Otro ejemplo de perseverancia fue Wagner. Cuando un director de orquesta alemán declaró, al cabo de sesenta y tantos ensayos, que la partitura de Tristan e Isolda era inejecutable, no logró con ello que el autor modificara un solo compás de su obra. Así defendía Wagner la integridad de una “forma” de pensamiento sonoro –el suyo característico- que pasaría al patrimonio universal y marcaría nuevos cauces a sus sucesores.
Aunque la música contemporánea proviene, en gran medida, de la llamada “Escuela de Viena”, sus raíces ya se venían gestando desde que Beethoven, a comienzos del siglo XIX, decidió romper con el clasicismo: su Tercera Sinfonía contiene en el primer movimiento acordes que hicieron saltar de sus asientos a los primeros oyentes por su atrevida disonancia, a la que no estaban acostumbrados.Más adelante, Claude Debussy supuso para el siglo XX lo que Beethoven había supuesto para el XIX: con Debussy comienza un nuevo modo de concebir la función de la música y una forma distinta de escucharla. Es un músico indisciplinado y sorprendente –como lo fuera el de Bonn- que, desdeñando forma y contenido crea un arte nuevo equiparado por su libertad armónica al impresionismo pictórico de Degas y de Manet. Wagner también, con su exuberante cromatismo, acentuado luego por sus seguidores hasta extremos inimaginables, constituye el punto de partida de cierta evolución que llevó poco a poco al abandono de las leyes tradicionales de la tonalidad.

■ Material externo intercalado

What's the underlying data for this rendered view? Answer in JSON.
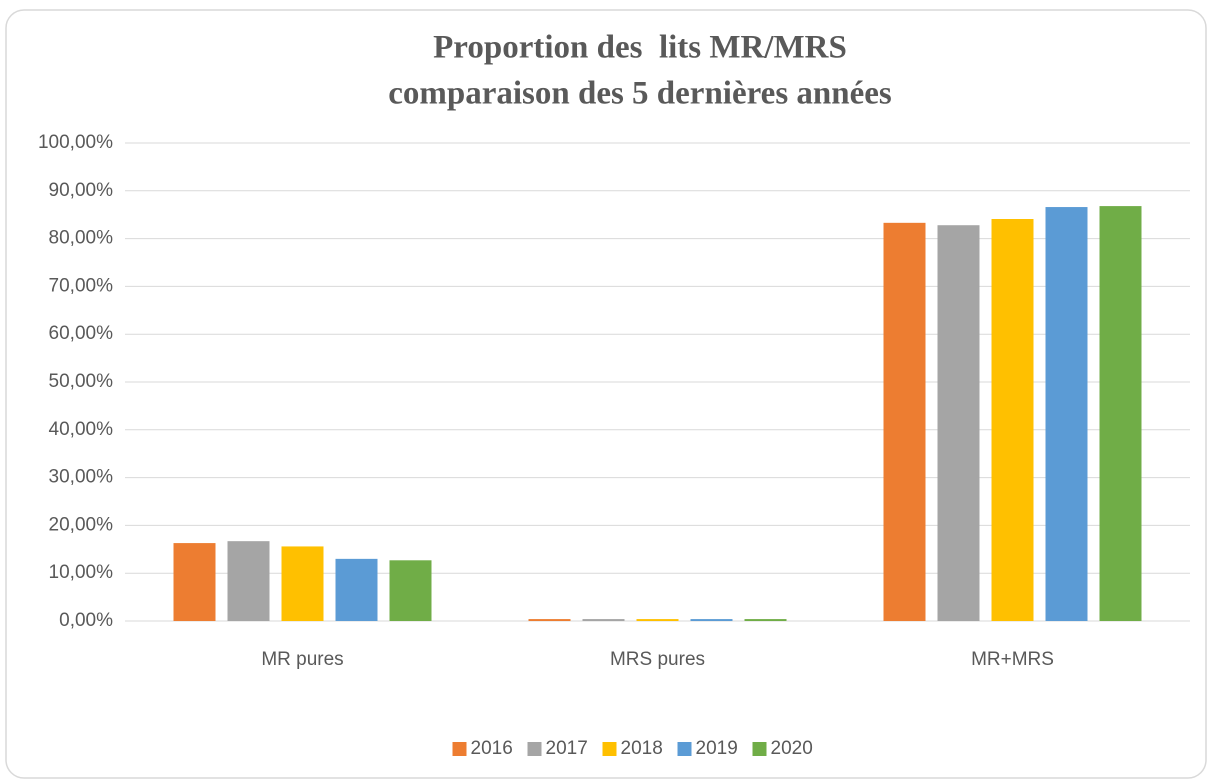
{
  "chart_data": {
    "type": "bar",
    "title": [
      "Proportion des  lits MR/MRS",
      "comparaison des 5 dernières années"
    ],
    "categories": [
      "MR pures",
      "MRS pures",
      "MR+MRS"
    ],
    "series": [
      {
        "name": "2016",
        "color": "#ed7d31",
        "values": [
          16.3,
          0.4,
          83.3
        ]
      },
      {
        "name": "2017",
        "color": "#a5a5a5",
        "values": [
          16.7,
          0.4,
          82.8
        ]
      },
      {
        "name": "2018",
        "color": "#ffc000",
        "values": [
          15.6,
          0.4,
          84.1
        ]
      },
      {
        "name": "2019",
        "color": "#5b9bd5",
        "values": [
          13.0,
          0.4,
          86.6
        ]
      },
      {
        "name": "2020",
        "color": "#70ad47",
        "values": [
          12.7,
          0.4,
          86.8
        ]
      }
    ],
    "ylim": [
      0,
      100
    ],
    "yticks": [
      {
        "value": 0,
        "label": "0,00%"
      },
      {
        "value": 10,
        "label": "10,00%"
      },
      {
        "value": 20,
        "label": "20,00%"
      },
      {
        "value": 30,
        "label": "30,00%"
      },
      {
        "value": 40,
        "label": "40,00%"
      },
      {
        "value": 50,
        "label": "50,00%"
      },
      {
        "value": 60,
        "label": "60,00%"
      },
      {
        "value": 70,
        "label": "70,00%"
      },
      {
        "value": 80,
        "label": "80,00%"
      },
      {
        "value": 90,
        "label": "90,00%"
      },
      {
        "value": 100,
        "label": "100,00%"
      }
    ],
    "grid": true,
    "legend": "bottom"
  }
}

Lo que sí era evidente, sobre todo tras la conmoción producida por la primera guerra  europea, es que el movimiento romántico había llegado a su clímax al finalizar el siglo XIX, y que nada fresco podía sacarse ya de él. Entonces, al finalizar la Segunda Guerra Mundial, la música europea da un giro decisivo llevando a extremos desconcertantes la disolución de la tonalidad y la libertad de estructuras. Hasta entonces podía haberse trabajado con un material sonoro diferente al habitual, pero la música, a pesar de todos sus cambios, seguía escribiéndose en función de la tonalidad, bien a favor o en contra de ella y, además, con los instrumentos tradicionales. Ahora sin embargo, el hallazgo de nuevas fuentes de sonoridad, los avances de la electrónica, la continua experimentación,la individualización de cada mensaje, han ido alejando la posibilidad de comunicación estética entre el autor y el público. Y éste se encuentra desorientado ante la avalancha de experimentaciones que han prescindido absolutamente de los procedimientos y esquemas expresivos precedentes.

Ante esta desorientación, y para tratar de comprender y acceder a ese extraño, y a veces fascinante, mundo de la música actual, al aficionado inteligente sólo le queda una postura: revisar sus conocimientos de la música clásica –en su sentido más amplio- y tratar de profundizar ensanchando el estudio de los principales compositores y obras de cada periodo, desde el gregoriano al último romanticismo, y escuchar mucha música. Sobre todo escuchar –no simplemente “oír”-, escuchar una y otra vez repetidas audiciones de una misma obra es lo único que nos puede llevar a captar toda su belleza, a calar en su más profundo sentido, y pasar de la incomprensión al deleite de hacerla nuestra, de poseerla en su totalidad conectando con ese mundo divino de Belleza, que es la fuente misma de toda manifestación artística.

En definitiva, no se puede empezar a escuchar la música de hoy, ni menos llegar a entenderla, si previamente no se ha comprendido y disfrutado conociendo a fondo ese inmenso tesoro que constituyen las fugas de Bach, los conciertos de Mozart, los lieder de Schubert, las sinfonías de Brahms,las obras para piano de Chopin, de Schumann, de Liszt… y eso por nombrar sólo algo de lo primero que se me ocurre cuando pienso en toda la maravilla que nuestra cultura occidental ha aportado al mundo de la música.